Reconvene and repeat, rereading the notes from last time.
That’s all it takes to have a great Bible study. You don’t need a scholarly guide or a commercially produced book study. You don’t need knowledge of the Greek New Testament or the Hebrew Bible, though those are occasionally useful bonuses to be deployed with tremendous care and caution. You certainly don’t need pre-written questions, whether from a celebrity Christian author or ChatGPT (perish the thought). What you really need is time and space for contemplation. There are no Bible study “tools” that can substitute for that now-threatened resource. The Word of God is living and active, and the modern technological world represents a colossal project of seeking to drown out its voice. Silence the noises, and listen to the Spirit.
Actually, there is one “tool” you do need, and should incorporate into the discussion process after you’ve read the book or section under consideration a few times together. That tool is the rest of the Bible. The whole canon of Scripture is your indispensable guide to understanding each part. Many modern Bibles include a cross-reference system; some of these references are more valuable than others, but figure out which ones are the most fruitful, and read those passages (with their full contexts!) aloud too. Commentaries, too, are useful in this context, because they can point out theological parallels and connections that are too macro-scale to fit into the cross-reference system. But most of all, use your own intuitions developed through reading the Bible: “this bit here sounds awfully like…” is the right instinct to follow. Commentaries and cross-references are really only useful insofar as they build up your own biblical literacy and instincts. Let the different parts of the canon speak to and about one another.
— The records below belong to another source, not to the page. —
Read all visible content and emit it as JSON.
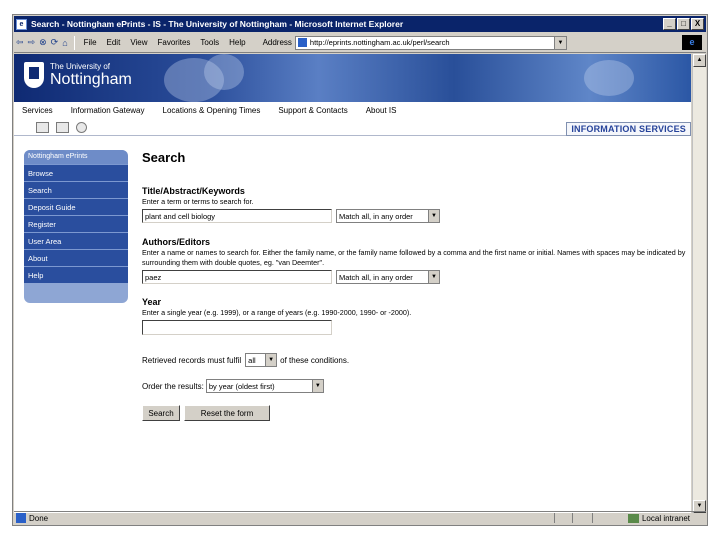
{
  "window": {
    "title": "Search - Nottingham ePrints - IS - The University of Nottingham - Microsoft Internet Explorer",
    "controls": [
      "_",
      "□",
      "X"
    ]
  },
  "toolbar": {
    "back": "⇦",
    "forward": "⇨",
    "stop": "⊗",
    "refresh": "⟳",
    "home": "⌂",
    "menus": [
      "File",
      "Edit",
      "View",
      "Favorites",
      "Tools",
      "Help"
    ],
    "address_label": "Address",
    "address_value": "http://eprints.nottingham.ac.uk/perl/search"
  },
  "banner": {
    "uni_top": "The University of",
    "uni_main": "Nottingham"
  },
  "linkbar": [
    "Services",
    "Information Gateway",
    "Locations & Opening Times",
    "Support & Contacts",
    "About IS"
  ],
  "is_label": "INFORMATION SERVICES",
  "sidebar": {
    "heading": "Nottingham ePrints",
    "items": [
      "Browse",
      "Search",
      "Deposit Guide",
      "Register",
      "User Area",
      "About",
      "Help"
    ]
  },
  "main": {
    "title": "Search",
    "title_section": {
      "heading": "Title/Abstract/Keywords",
      "help": "Enter a term or terms to search for.",
      "value": "plant and cell biology",
      "match": "Match all, in any order"
    },
    "authors_section": {
      "heading": "Authors/Editors",
      "help": "Enter a name or names to search for. Either the family name, or the family name followed by a comma and the first name or initial. Names with spaces may be indicated by surrounding them with double quotes, eg. \"van Deemter\".",
      "value": "paez",
      "match": "Match all, in any order"
    },
    "year_section": {
      "heading": "Year",
      "help": "Enter a single year (e.g. 1999), or a range of years (e.g. 1990-2000, 1990- or -2000).",
      "value": ""
    },
    "conditions": {
      "before": "Retrieved records must fulfil",
      "value": "all",
      "after": "of these conditions."
    },
    "order": {
      "label": "Order the results:",
      "value": "by year (oldest first)"
    },
    "buttons": {
      "search": "Search",
      "reset": "Reset the form"
    }
  },
  "status": {
    "text": "Done",
    "zone": "Local intranet"
  }
}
And, incidentally, as you do this, don’t worry overmuch about historical questions of whether or not “the writer of Book X knew and was referencing Book Y.” For modern people, these kinds of questions are red herrings that lead us astray from the actual task of understanding the words in the canon. Of course the words emerge from a historical setting. They are still in our Bibles because generations of the faithful following God’s Way realized that these words transcended (without obviating) the particularities of their original historical settings and were speaking to them, with divine import and power, in the divine Now: “as long as it is called ‘Today.'” Rather settle for trusting a) the intentionality of the canon’s later editors and compilers, who definitely knew what they were doing, and b) the divine intentionality of the Spirit of God in guiding the authors, editors, and compilers through that process.